Viele verschiedene Klopfzeichen
Ebenso gut funktioniert die sogenannte Taptic Engine, die Apple als verbessertes Gegenstück zum Vibrationsalarm im Handy anpreist. Wenn sie mir etwas signalisiert, fühlt sich das eher so an, als würde mir jemand mit dem Finger aufs Handgelenk klopfen.
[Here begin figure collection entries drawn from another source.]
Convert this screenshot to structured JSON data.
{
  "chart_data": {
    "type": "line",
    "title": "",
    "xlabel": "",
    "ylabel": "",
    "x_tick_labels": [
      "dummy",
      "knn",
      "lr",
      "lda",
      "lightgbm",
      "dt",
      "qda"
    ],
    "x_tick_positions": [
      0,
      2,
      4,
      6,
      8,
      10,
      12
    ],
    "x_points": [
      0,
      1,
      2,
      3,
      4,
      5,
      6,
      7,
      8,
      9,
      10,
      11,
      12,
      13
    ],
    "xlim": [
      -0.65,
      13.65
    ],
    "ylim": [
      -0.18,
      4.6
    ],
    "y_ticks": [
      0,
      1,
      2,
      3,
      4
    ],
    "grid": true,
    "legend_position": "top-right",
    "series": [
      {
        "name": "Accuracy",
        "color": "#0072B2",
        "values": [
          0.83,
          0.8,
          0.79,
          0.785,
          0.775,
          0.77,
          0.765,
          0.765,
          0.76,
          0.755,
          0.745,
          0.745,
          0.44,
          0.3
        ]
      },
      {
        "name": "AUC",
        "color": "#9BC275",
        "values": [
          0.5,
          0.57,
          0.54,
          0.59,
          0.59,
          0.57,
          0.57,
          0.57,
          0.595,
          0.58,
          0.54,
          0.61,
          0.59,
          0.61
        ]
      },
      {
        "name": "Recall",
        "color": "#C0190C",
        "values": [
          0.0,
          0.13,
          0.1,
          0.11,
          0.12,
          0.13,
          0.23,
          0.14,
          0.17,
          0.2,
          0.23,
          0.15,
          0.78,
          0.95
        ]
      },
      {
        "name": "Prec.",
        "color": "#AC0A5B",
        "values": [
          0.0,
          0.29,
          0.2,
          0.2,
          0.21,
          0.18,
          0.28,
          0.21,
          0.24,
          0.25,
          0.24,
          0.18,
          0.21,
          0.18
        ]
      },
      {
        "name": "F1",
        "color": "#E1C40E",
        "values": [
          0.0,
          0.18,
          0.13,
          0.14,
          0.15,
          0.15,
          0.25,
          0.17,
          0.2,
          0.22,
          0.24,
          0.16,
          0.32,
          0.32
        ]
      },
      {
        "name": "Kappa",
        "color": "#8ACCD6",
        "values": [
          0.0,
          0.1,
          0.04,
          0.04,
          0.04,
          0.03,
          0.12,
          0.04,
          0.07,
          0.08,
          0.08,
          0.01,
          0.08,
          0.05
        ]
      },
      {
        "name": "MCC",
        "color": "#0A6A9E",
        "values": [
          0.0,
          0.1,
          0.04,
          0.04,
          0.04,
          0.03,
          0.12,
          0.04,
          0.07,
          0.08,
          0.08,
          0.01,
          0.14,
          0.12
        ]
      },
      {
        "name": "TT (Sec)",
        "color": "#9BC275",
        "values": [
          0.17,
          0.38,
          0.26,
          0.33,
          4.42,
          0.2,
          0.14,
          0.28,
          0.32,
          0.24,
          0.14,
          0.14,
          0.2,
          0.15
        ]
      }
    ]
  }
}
Verschiedene Klopfzeichen, kombiniert mit Tonsignalen, sollen unterschiedliche Ereignisse und Mitteilungen signalisieren. Mehrere Dutzend solcher Paare gibt es laut Apple. Nach einer Woche habe ich allerdings Mühe, sie noch auseinanderzuhalten.
An der Krone drehen
Weil der Bildschirm so klein ist, wurden einige Funktionen auf die digitale Krone rechts am Gehäuse gelegt. Der Grund ist klar: Man will mich davon abhalten, mit meinen Fingern auf dem Display herum zu wischen und mir damit selbst die Sicht darauf zu versperren.
Es dauert ein wenig, mich daran zu gewöhnen, aber nach ein paar Tagen habe ich es raus und scrolle seither nur noch mithilfe des kleinen Drehrads durch mein Adressbuch und meine E-Mails.
Eintrittskarten am Arm
Neben den Grundfunktionen – Textnachrichten, Freisprechfunktion, Wetter, Uhrzeit – hat Apple einige Extras in seine Smartwatch gepackt. Eine App beispielsweise, mit der man sein Apple TV oder den iTunes-Player auf iMac und Macbook fernsteuern kann.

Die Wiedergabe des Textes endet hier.